Learning Curves

DW #112 🟡

The process of becoming adept is hard (duh).

You really only feel it at the beginning (when you’re slapped in the face with how painfully bad you are at whatever it is you’re learning)

And then again a long while later (when you blink one moment and think “hmph, I’m actually pretty good at this”)

The in between is kind of just the ‘gradual grind’ - it feels all the same like you are walking across a long plateau without realizing much has changed

The most difficult thing about becoming adept is starting. Most people don’t start - they won’t let themselves for fear of failure.

It’s a pity really, because the falling is the beautiful part.

A favorite quote of mine is by Henry Ford: "Failure is simply the opportunity to begin again, this time more intelligently."

The second most difficult thing is getting back up after hitting the ‘valley of despair’ from your first inevitable failure.

This is where most give up.
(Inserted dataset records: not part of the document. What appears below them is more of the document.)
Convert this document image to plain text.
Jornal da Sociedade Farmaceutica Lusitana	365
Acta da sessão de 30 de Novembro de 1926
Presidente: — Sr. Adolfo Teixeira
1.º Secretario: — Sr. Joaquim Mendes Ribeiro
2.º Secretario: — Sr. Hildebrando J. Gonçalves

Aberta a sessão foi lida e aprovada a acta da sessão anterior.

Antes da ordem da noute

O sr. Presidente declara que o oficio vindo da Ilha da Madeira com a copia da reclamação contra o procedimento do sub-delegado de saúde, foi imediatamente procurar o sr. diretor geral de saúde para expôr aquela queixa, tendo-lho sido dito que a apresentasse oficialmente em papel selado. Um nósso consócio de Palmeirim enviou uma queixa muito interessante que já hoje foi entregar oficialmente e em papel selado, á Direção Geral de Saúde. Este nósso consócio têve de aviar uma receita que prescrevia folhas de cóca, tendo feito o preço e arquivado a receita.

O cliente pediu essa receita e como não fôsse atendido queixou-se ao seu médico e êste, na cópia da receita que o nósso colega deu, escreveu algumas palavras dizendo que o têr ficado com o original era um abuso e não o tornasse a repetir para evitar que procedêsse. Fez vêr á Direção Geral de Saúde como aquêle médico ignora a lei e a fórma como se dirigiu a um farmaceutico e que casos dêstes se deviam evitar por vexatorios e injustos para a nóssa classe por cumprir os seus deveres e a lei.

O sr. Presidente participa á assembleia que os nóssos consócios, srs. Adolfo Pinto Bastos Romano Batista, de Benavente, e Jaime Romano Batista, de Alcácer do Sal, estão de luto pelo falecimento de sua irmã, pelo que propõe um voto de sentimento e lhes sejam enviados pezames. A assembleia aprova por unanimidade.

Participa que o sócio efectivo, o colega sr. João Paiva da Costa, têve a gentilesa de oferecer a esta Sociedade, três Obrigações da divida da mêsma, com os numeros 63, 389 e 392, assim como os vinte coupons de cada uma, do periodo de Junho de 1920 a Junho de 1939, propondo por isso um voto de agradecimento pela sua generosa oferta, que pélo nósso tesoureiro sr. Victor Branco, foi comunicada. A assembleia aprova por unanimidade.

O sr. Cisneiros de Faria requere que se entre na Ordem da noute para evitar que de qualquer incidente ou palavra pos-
I have a few friends (we all do) that get excited about doing something (starting podcasts, taking pictures, whatever) for a week before they give up.

Shiny object syndrome.

To be successful you have to convince yourself to keep breaking through the glass. Again, and again. Consistency is key.

Another quote that that’s really helped me whenever trying something new is telling myself “The first 20 times you try anything will be bad, so you might as well get em out of the way”

That’s how it felt to learn to write blogs, to code, to snowboard, to cold call.

You realize that learning new things all feel the same. And that learning to learn is the most valuable skill of all.

A great hack is to use one pagers (I wrote about that here), put all the core information on a single page.

The secret to learning is that there is no secret. You must simply try it - accept failure as inevitable, learn to do it gracefully.

All of the people you admire, your role models, got there by doing the same.